Handling of empty string replacement values differs between implementations
longzheng opened this issue · comments
I'm not sure if this is the right place to ask this question since it affects multiple implementations, but I thought it may be since the "ua-parser specification" is defined as part of this repository.
Background
There are certain user-agents where it is not possible to derive or infer the device family, brand or model from the user-agent alone.
In our application, we want to explicitly distinguish between user-agents we recognise but we don't know of the device family (which we want to output as an empty string), and user-agents we don't recognise (fallback to the "Other" value as defined in the specification).
We've observed a difference between the uap-ref-impl
Javascript and uap-csharp
C# implementations of ua-parser.
Even though the Javascript is described as the "reference" implementation, we're not sure if this is a bug or the intention of the specification since it is vague about how to handle a replacement value that is an empty string ""
.
The specification writes,
In case that no replacement for a match is given, the first match defines the family and the model. If a *_replacement string is specified it shall overwrite or replace the match.

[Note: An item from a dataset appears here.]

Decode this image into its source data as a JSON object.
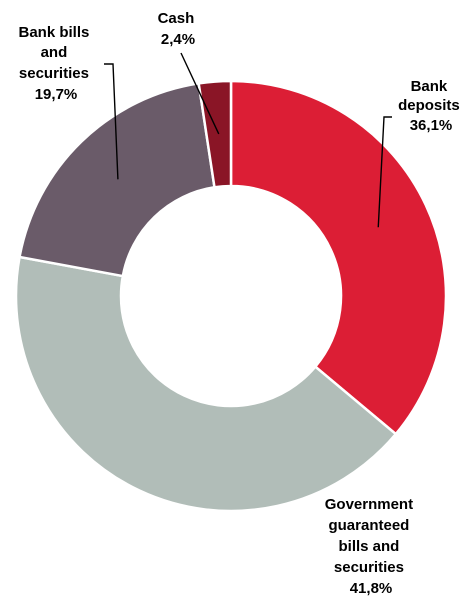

One could interpret "no replacement" to mean either
undefined
ornull
undefined
ornull
or empty string
Repro
The regex YAML is defined as
device_parsers:
- regex: '(radiocomandroid)'
brand_replacement: ''
device_replacement: ''
model_replacement: ''
Testing with the user-agent string of radiocomandroid
The Javascript implementation outputs
{
"family": "radiocomandroid",
"brand": null,
"model": "radiocomandroid"
}
The C# implementation outputs
{
"IsSpider": false,
"Brand": "",
"Family": "",
"Model": ""
}
Side-by-side
Javascript | .NET | |
---|---|---|
Device family | "radiocomandroid" |
"" |
Device brand | null |
"" |
Device model | "radiocomandroid" |
"" |
Question
The JavaScript implementation uses a conditional (ternary) operator which will treat an empty string ""
as false, which means it will fallback to the first match value.

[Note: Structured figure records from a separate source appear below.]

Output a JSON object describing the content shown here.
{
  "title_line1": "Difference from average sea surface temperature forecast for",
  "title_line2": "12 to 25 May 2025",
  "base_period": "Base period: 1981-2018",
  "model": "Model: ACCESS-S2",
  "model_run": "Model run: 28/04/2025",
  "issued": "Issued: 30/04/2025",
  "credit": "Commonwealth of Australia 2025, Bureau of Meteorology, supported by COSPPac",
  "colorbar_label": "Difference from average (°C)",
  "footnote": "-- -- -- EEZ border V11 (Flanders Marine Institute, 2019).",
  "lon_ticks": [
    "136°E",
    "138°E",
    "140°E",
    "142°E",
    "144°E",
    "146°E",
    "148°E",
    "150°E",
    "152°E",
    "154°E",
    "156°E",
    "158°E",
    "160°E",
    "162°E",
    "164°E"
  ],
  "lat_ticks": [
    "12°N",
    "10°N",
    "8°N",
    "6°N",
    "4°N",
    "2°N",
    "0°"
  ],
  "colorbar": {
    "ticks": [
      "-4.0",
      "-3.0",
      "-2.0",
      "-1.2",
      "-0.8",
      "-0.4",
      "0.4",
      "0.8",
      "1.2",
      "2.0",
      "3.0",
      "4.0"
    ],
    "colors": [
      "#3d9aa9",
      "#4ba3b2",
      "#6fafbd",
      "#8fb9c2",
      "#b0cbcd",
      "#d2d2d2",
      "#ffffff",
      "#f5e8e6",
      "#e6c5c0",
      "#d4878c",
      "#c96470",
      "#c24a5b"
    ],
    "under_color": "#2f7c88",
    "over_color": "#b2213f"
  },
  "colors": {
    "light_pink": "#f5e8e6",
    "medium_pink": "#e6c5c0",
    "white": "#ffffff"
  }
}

The C# implementation uses a == null
condition which will use an empty string ""
as the final value.
https://github.com/ua-parser/uap-csharp/blob/master/UAParser/UAParser.cs#L523
Which of these implementations is the intent of the specification? Is an empty string considered "no replacement"?
Hi @longzeng,
The good news is, that this edge case you describe is not part of the ruleset in regexes.yaml
.
So we have not yet came across it so far.
Historically the reference implementation was first then the specification was created.
With "no replacement" a missing "*._replacement" line is meant. So we do not refer to an empty string nor undefined
nor null
here.
As the intention of the project is to get information from the different rule I would not consider your sketched use case as relevant for us, such avoiding any discussion on individual parser implementation details.
For us the reference implementation backed by the specification together with the test-set is the relevant source for ensuring compatibility with the rule-set amonst the different implementations.
As you are referring to a custom rule which is not part of our rule-set here, I would like to encourage you to rethink your aproach with "empty strings". I beleive you can achieve your intented result by using a custom marker string.
E.g.
device_parsers:
- regex: '(radiocomandroid)'
brand_replacement: 'DETECTED_BUT_UNKNOWN'
device_replacement: 'DETECTED_BUT_UNKNOWN'
model_replacement: 'DETECTED_BUT_UNKNOWN'